Having been bested by the little pink toilet, I chose to battle a weaker foe: the basement toilet. Quintessential to my swinging 60's finished basement resides a bland yet acceptable full bath. Slightly too short for me to shower in, but good enough for normal sized guests. This DIY toilet repair project not only ended better than the other, it forced my home into revealing some intimate details. In fact right now I’m typing this as a very nice man from Roto-Rooter is doing god-knows-what to my sewer system. Black goo bubbling up from the ground was the proverbial line in the sand for me, so I'd called a professional. But I digress, lets get back to the initial repair.
This toilet was squirting water out its rear end whenever you flushed. Funny, yes, but hardly convenient. After some quick internet research I surmised the proper solution was to replace the tank-to-bowl gasket. Thankfully this time the water shut off worked. I drained the tank, took it all apart, and then took advantage of the opportunity to clean all those hard to get places. I discovered not only was the old gasket in really bad shape, but it was also the wrong kind of gasket all together. I have Kohler toilets and they all use a weird 3 bolt gasket setup (apparently since the 1940’s or so right up until today).

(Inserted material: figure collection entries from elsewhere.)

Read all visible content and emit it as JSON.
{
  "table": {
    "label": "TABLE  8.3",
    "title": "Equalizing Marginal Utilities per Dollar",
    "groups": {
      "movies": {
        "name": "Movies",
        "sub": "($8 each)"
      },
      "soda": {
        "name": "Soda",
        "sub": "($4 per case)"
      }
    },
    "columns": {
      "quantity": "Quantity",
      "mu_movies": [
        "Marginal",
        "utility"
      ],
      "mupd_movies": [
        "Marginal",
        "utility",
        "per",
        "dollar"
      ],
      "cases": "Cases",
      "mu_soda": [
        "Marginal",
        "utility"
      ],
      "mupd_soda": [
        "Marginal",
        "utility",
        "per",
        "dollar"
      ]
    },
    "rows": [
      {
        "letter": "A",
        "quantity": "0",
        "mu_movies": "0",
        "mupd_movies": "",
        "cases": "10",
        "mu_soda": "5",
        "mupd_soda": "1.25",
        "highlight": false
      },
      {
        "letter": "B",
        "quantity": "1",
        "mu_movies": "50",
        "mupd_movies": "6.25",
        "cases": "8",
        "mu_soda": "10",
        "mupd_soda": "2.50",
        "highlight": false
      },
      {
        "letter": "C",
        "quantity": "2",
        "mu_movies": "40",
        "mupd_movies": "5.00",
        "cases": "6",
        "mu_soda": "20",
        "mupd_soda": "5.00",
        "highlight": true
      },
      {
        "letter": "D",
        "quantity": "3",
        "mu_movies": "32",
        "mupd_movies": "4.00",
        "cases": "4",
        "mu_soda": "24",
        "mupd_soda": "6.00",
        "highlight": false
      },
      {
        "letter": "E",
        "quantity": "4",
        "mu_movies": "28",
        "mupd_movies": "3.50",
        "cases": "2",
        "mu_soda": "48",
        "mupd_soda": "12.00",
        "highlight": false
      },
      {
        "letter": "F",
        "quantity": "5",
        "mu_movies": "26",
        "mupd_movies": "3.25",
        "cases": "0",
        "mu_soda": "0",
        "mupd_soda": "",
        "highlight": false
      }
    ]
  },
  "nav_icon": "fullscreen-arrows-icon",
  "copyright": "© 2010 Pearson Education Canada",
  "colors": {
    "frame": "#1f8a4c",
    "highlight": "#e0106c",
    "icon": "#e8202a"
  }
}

Thankfully I had the correct Kohler gasket and it went on nice and easy. I reassembled the toilet and, fingers crossed, I flushed. No squirting water! I flushed a second time...what a beautiful sound that is. I. Am. Man. I am victorious! I stood back in amazement of a job well done. Then... I think 'hey what is that smell? That wasn't there before, this can’t be good.'
I followed my nose like a terrified bloodhound into the attached laundry room. There before me was the source of the smell. A pitch black primordial ooze. It was as if a small black-hole had ripped open in my basement. I don’t care if Bugs Bunny pops out of that thing, it's still not good news.
Here is where Roto-Rooter comes in. To my surprise they have a night and weekend service and they don’t charge extra. Big deal for a guy who’s down to his last pennies for a few weeks. Thirty minutes after calling I had someone at my house helping me out. Can’t say enough good things about Roto-Rooter guy. After explaining what he thought was going on he went to work fixing it. Never made me feel stupid for well, being stupid.
In my mind, I’m positive my house is under attack by hoards of small gremlins chewing their way in through the deep, dark and evil underground, intent on ruining my life...via my foundation. That or some tree roots are wreaking havoc. I’m wrong though, I come to find out the previous resident had been flushing baby wipes and “feminine products” as he said. Pretty much a universally bad idea.
Thankfully it was an easy fix for him and now I can say the score is tied Robert One, Toilet One.